1 Introduction

In this project we want to use change in the relative abundance of genes as a proxy for fitness. The change of abundance is characterized using the enrichment ratio: the proportions of all reads with a given sequence after a given number of generation divided by the initial proportion. For ease of comparison, we work with the log2 of the enrichment ratio: genes becoming more common have a enrichment ratio > 0, genes being depleted have a negative enrichment ratio.

If change in relative abundance of genes (as seen in the enrichment ratio) are due to the effect of the encoded peptides on fitness, there should be a positive correlation between the enrichment ratios of genes encoding for the same peptides. A given peptide may be encoded by multiple genes for two reasons: because of the degeneracy of the codons used or because of the circularity of the peptides. (For exemple, CDCL and CLCD are the same peptides after splicing.)

This note aims to test that.

1.1 Correlation coefficient

For each case (unique combination of peptide length, repetition and induction condition) we’re going to compute the correlation coefficient of all the enrichment ratio in a pairwise fashion. That is, if we have four sequences A, B, C and D encoding for the same peptide, we’ll add all six possible pairs to the list of enrichment ratio pairs to test as in the table below.

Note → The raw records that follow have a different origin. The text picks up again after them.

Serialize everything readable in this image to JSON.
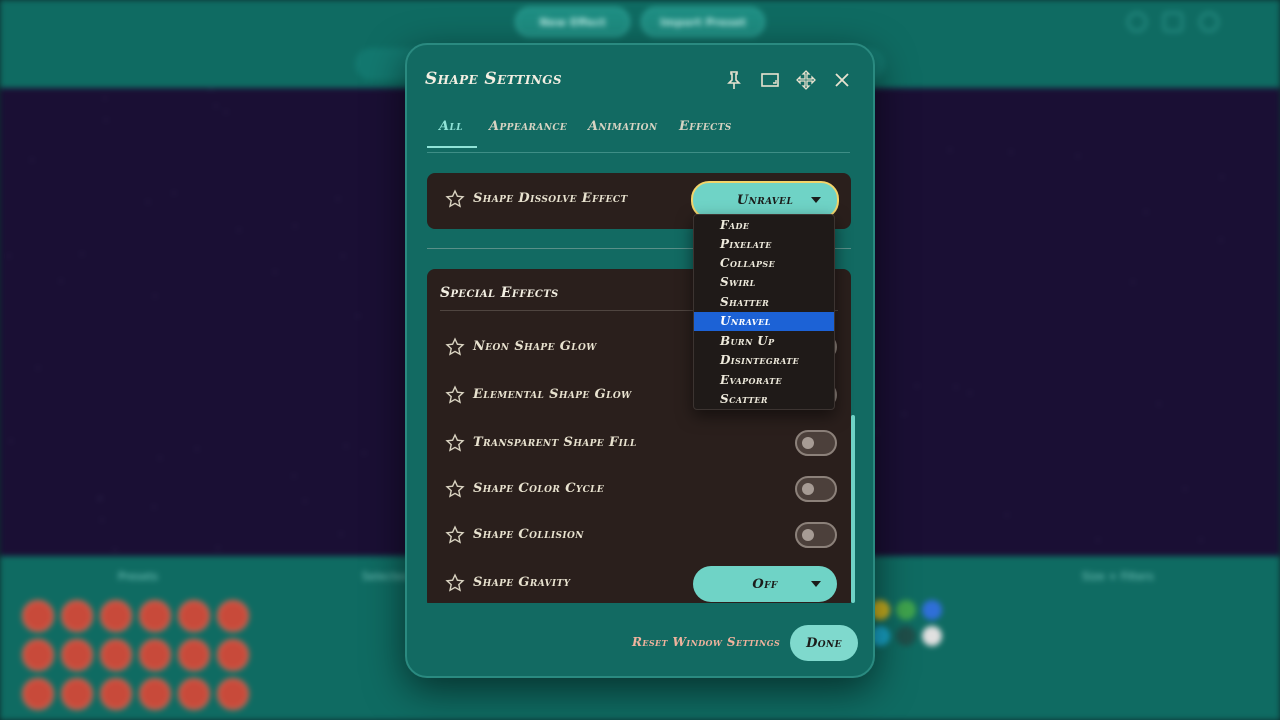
{
  "background": {
    "top_buttons": [
      "New Effect",
      "Import Preset"
    ],
    "bottom_labels": [
      "Presets",
      "Selected",
      "Size + Filters"
    ]
  },
  "dialog": {
    "title": "Shape Settings",
    "header_icons": [
      "pin-icon",
      "aspect-ratio-icon",
      "move-icon",
      "close-icon"
    ],
    "tabs": [
      {
        "label": "All",
        "active": true
      },
      {
        "label": "Appearance",
        "active": false
      },
      {
        "label": "Animation",
        "active": false
      },
      {
        "label": "Effects",
        "active": false
      }
    ],
    "dissolve": {
      "label": "Shape Dissolve Effect",
      "value": "Unravel"
    },
    "special_effects": {
      "title": "Special Effects",
      "rows": [
        {
          "label": "Neon Shape Glow",
          "control": "toggle",
          "on": false
        },
        {
          "label": "Elemental Shape Glow",
          "control": "toggle",
          "on": false
        },
        {
          "label": "Transparent Shape Fill",
          "control": "toggle",
          "on": false
        },
        {
          "label": "Shape Color Cycle",
          "control": "toggle",
          "on": false
        },
        {
          "label": "Shape Collision",
          "control": "toggle",
          "on": false
        },
        {
          "label": "Shape Gravity",
          "control": "select",
          "value": "Off"
        }
      ]
    },
    "footer": {
      "reset_label": "Reset Window Settings",
      "done_label": "Done"
    }
  },
  "dissolve_menu": {
    "options": [
      "Fade",
      "Pixelate",
      "Collapse",
      "Swirl",
      "Shatter",
      "Unravel",
      "Burn Up",
      "Disintegrate",
      "Evaporate",
      "Scatter"
    ],
    "selected": "Unravel"
  },
  "colors": {
    "dialog_bg": "#126a62",
    "card_bg": "#2a1f1c",
    "accent": "#6fd3c6",
    "selected_option": "#1c62d6",
    "reset_link": "#f0b39d"
  }
}
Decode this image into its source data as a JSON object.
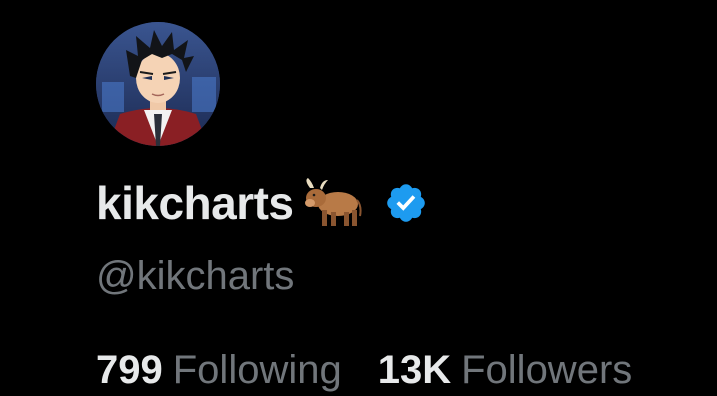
{
  "profile": {
    "display_name": "kikcharts",
    "name_emoji": "ox-emoji",
    "verified_badge": "verified-badge-icon",
    "handle": "@kikcharts",
    "avatar": "anime-character-avatar"
  },
  "stats": {
    "following_count": "799",
    "following_label": "Following",
    "followers_count": "13K",
    "followers_label": "Followers"
  },
  "colors": {
    "background": "#000000",
    "primary_text": "#e7e9ea",
    "secondary_text": "#71767b",
    "verified_blue": "#1d9bf0"
  }
}
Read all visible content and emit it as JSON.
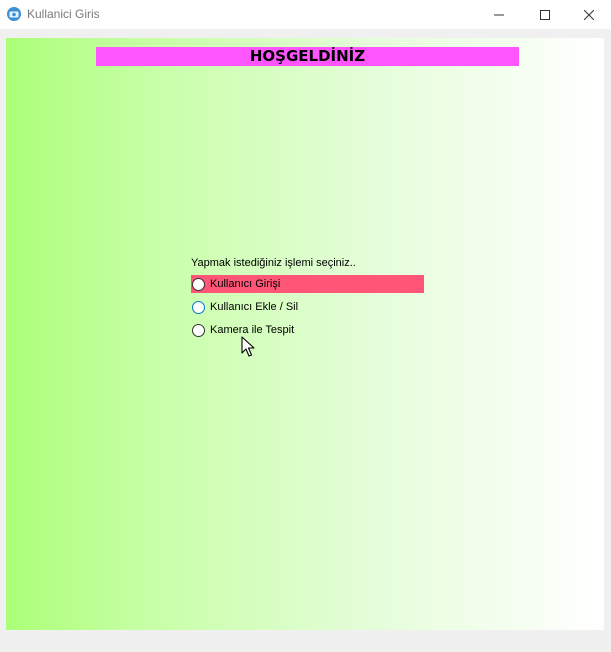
{
  "window": {
    "title": "Kullanici Giris",
    "app_icon": "app-icon",
    "controls": [
      "minimize-icon",
      "maximize-icon",
      "close-icon"
    ]
  },
  "banner": {
    "text": "HOŞGELDİNİZ",
    "color": "#ff55ff"
  },
  "prompt": "Yapmak istediğiniz işlemi seçiniz..",
  "options": [
    {
      "label": "Kullanıcı Girişi",
      "highlighted": true
    },
    {
      "label": "Kullanıcı Ekle / Sil",
      "highlighted": false
    },
    {
      "label": "Kamera ile Tespit",
      "highlighted": false
    }
  ],
  "colors": {
    "highlight": "#ff5577",
    "gradient_start": "#acff78",
    "gradient_end": "#ffffff"
  }
}
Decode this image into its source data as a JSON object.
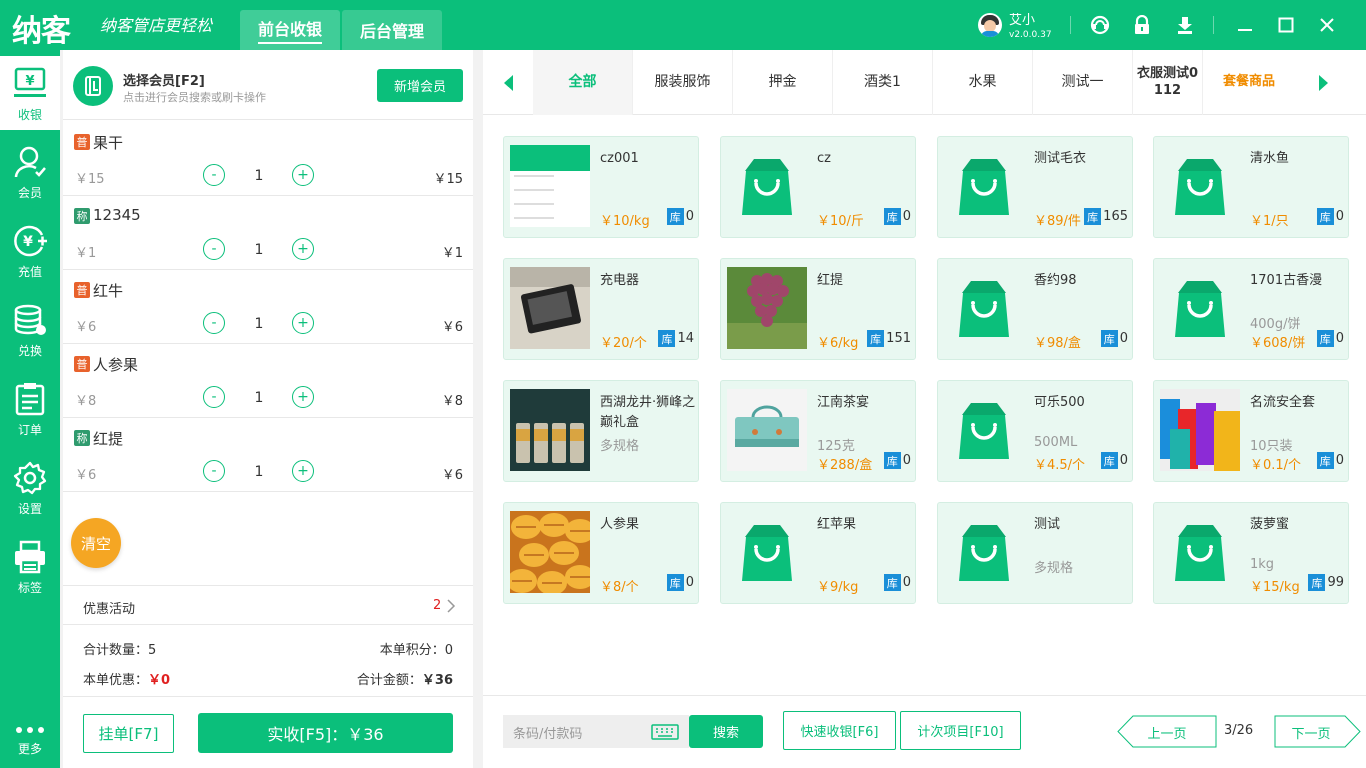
{
  "header": {
    "logo": "纳客",
    "slogan": "纳客管店更轻松",
    "tabs": [
      "前台收银",
      "后台管理"
    ],
    "user": "艾小",
    "version": "v2.0.0.37"
  },
  "sidebar": [
    {
      "label": "收银",
      "icon": "cashier-icon"
    },
    {
      "label": "会员",
      "icon": "member-icon"
    },
    {
      "label": "充值",
      "icon": "recharge-icon"
    },
    {
      "label": "兑换",
      "icon": "exchange-icon"
    },
    {
      "label": "订单",
      "icon": "order-icon"
    },
    {
      "label": "设置",
      "icon": "gear-icon"
    },
    {
      "label": "标签",
      "icon": "printer-icon"
    },
    {
      "label": "更多",
      "icon": "more-icon"
    }
  ],
  "member": {
    "title": "选择会员[F2]",
    "subtitle": "点击进行会员搜索或刷卡操作",
    "add_label": "新增会员"
  },
  "cart": [
    {
      "badge": "普",
      "badge_color": "#e8622c",
      "name": "果干",
      "price": "￥15",
      "qty_minus": "-",
      "qty": "1",
      "qty_plus": "+",
      "total": "￥15"
    },
    {
      "badge": "称",
      "badge_color": "#2f9b6e",
      "name": "12345",
      "price": "￥1",
      "qty_minus": "-",
      "qty": "1",
      "qty_plus": "+",
      "total": "￥1"
    },
    {
      "badge": "普",
      "badge_color": "#e8622c",
      "name": "红牛",
      "price": "￥6",
      "qty_minus": "-",
      "qty": "1",
      "qty_plus": "+",
      "total": "￥6"
    },
    {
      "badge": "普",
      "badge_color": "#e8622c",
      "name": "人参果",
      "price": "￥8",
      "qty_minus": "-",
      "qty": "1",
      "qty_plus": "+",
      "total": "￥8"
    },
    {
      "badge": "称",
      "badge_color": "#2f9b6e",
      "name": "红提",
      "price": "￥6",
      "qty_minus": "-",
      "qty": "1",
      "qty_plus": "+",
      "total": "￥6"
    }
  ],
  "clear_label": "清空",
  "promo": {
    "label": "优惠活动",
    "count": "2"
  },
  "summary": {
    "qty_label": "合计数量：",
    "qty": "5",
    "points_label": "本单积分：",
    "points": "0",
    "discount_label": "本单优惠：",
    "discount": "￥0",
    "total_label": "合计金额：",
    "total": "￥36"
  },
  "footer_left": {
    "hold_label": "挂单[F7]",
    "pay_label": "实收[F5]：￥36"
  },
  "categories": [
    "全部",
    "服装服饰",
    "押金",
    "酒类1",
    "水果",
    "测试一",
    "衣服测试0112",
    "套餐商品"
  ],
  "products": [
    {
      "name": "cz001",
      "spec": "",
      "price": "￥10/kg",
      "stock_badge": "库",
      "stock": "0",
      "thumb": "screenshot"
    },
    {
      "name": "cz",
      "spec": "",
      "price": "￥10/斤",
      "stock_badge": "库",
      "stock": "0",
      "thumb": "bag"
    },
    {
      "name": "测试毛衣",
      "spec": "",
      "price": "￥89/件",
      "stock_badge": "库",
      "stock": "165",
      "thumb": "bag"
    },
    {
      "name": "清水鱼",
      "spec": "",
      "price": "￥1/只",
      "stock_badge": "库",
      "stock": "0",
      "thumb": "bag"
    },
    {
      "name": "充电器",
      "spec": "",
      "price": "￥20/个",
      "stock_badge": "库",
      "stock": "14",
      "thumb": "charger"
    },
    {
      "name": "红提",
      "spec": "",
      "price": "￥6/kg",
      "stock_badge": "库",
      "stock": "151",
      "thumb": "grapes"
    },
    {
      "name": "香约98",
      "spec": "",
      "price": "￥98/盒",
      "stock_badge": "库",
      "stock": "0",
      "thumb": "bag"
    },
    {
      "name": "1701古香漫",
      "spec": "400g/饼",
      "price": "￥608/饼",
      "stock_badge": "库",
      "stock": "0",
      "thumb": "bag"
    },
    {
      "name": "西湖龙井·狮峰之巅礼盒",
      "spec": "多规格",
      "price": "",
      "stock_badge": "",
      "stock": "",
      "thumb": "tea"
    },
    {
      "name": "江南茶宴",
      "spec": "125克",
      "price": "￥288/盒",
      "stock_badge": "库",
      "stock": "0",
      "thumb": "teabox"
    },
    {
      "name": "可乐500",
      "spec": "500ML",
      "price": "￥4.5/个",
      "stock_badge": "库",
      "stock": "0",
      "thumb": "bag"
    },
    {
      "name": "名流安全套",
      "spec": "10只装",
      "price": "￥0.1/个",
      "stock_badge": "库",
      "stock": "0",
      "thumb": "boxes"
    },
    {
      "name": "人参果",
      "spec": "",
      "price": "￥8/个",
      "stock_badge": "库",
      "stock": "0",
      "thumb": "melon"
    },
    {
      "name": "红苹果",
      "spec": "",
      "price": "￥9/kg",
      "stock_badge": "库",
      "stock": "0",
      "thumb": "bag"
    },
    {
      "name": "测试",
      "spec": "多规格",
      "price": "",
      "stock_badge": "",
      "stock": "",
      "thumb": "bag"
    },
    {
      "name": "菠萝蜜",
      "spec": "1kg",
      "price": "￥15/kg",
      "stock_badge": "库",
      "stock": "99",
      "thumb": "bag"
    }
  ],
  "bottom": {
    "barcode_placeholder": "条码/付款码",
    "search_label": "搜索",
    "quick_label": "快速收银[F6]",
    "count_label": "计次项目[F10]",
    "prev_label": "上一页",
    "page": "3/26",
    "next_label": "下一页"
  },
  "colors": {
    "primary": "#0bbf7b",
    "orange": "#f08c00",
    "red": "#e02020",
    "blue": "#1a8fd8"
  }
}
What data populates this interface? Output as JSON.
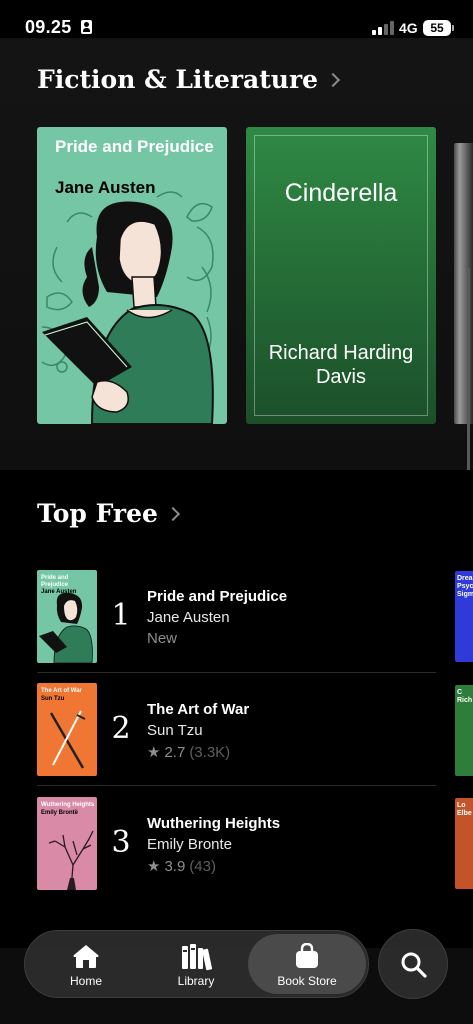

All possible pairs from 4 sequences A, B, C and D.
Seq1 Seq2
A B
A C
A D
B C
B D
C D

The correlation coefficients are discussed for the short and long peptides separately.

1.2 Short peptides

For the short peptides (seen below) there is no correlation at all between enrichment ratio, as seen in the table below: all correlation coefficients are < 0.01.

Correlation coefficient of the log2(enrichment ratio) for the short peptides.
case coefficient
nnb/induced 0.0006412
nnb/repressed -0.0031178
nnk/induced 0.0030854
nnk/repressed 0.0099953

Graphing this, it can be seen that the trendlines are indeed flat.

1.3 Long peptides

For the long peptides, the pattern is very similar, with one exception: the induced, NNK library has something closer to what we’d expect with a coefficient of 0,65.

Correlation coefficient of the log2(enrichment ratio) for the long peptides.
case coefficient
nnb/induced -0.0203679
nnb/repressed 0.0083027
nnk/induced 0.6489829
nnk/repressed -0.0315734

The graph shows a neat trendline (although not quite the 45° we’d expect)

1.3.1 Number of multiple reads

One explanation might just be the number of pairs for the regression varying between conditions. There are vastly less peptides encoded by multiple genes in the NNK section with non “NA” enrichment ratio despite a similar number of overall reads. This might be due to the large number of entirely purged peptides. This would also explain the skew, with the correlation graph showing highly enriched peptides with ratios >8 for NNK induced, but not for NNB.

Number of peptide sequence with multiple encoding genes for the long peptides.
case count
nnb/induced 687
nnb/repressed 688
nnk/induced 206
nnk/repressed 5725

2 Conclusion

The NNB library as well as the shorter library don’t show a clear correlation between synonymous sequence. That would hints that the ratios seen there are essentially random, with no fitness effect due to the peptide. This could be explained by poor splicing of the libraries. For the NNK7 library, under conditions of repression we see a similar pattern.

One things to be noted is that the while the range of enrichment ratio in those null condition is wide, the distribution still center on low absolute value, with the values for log(enrichment ratio) following a normal distribution with a standard deviation of ~1.5.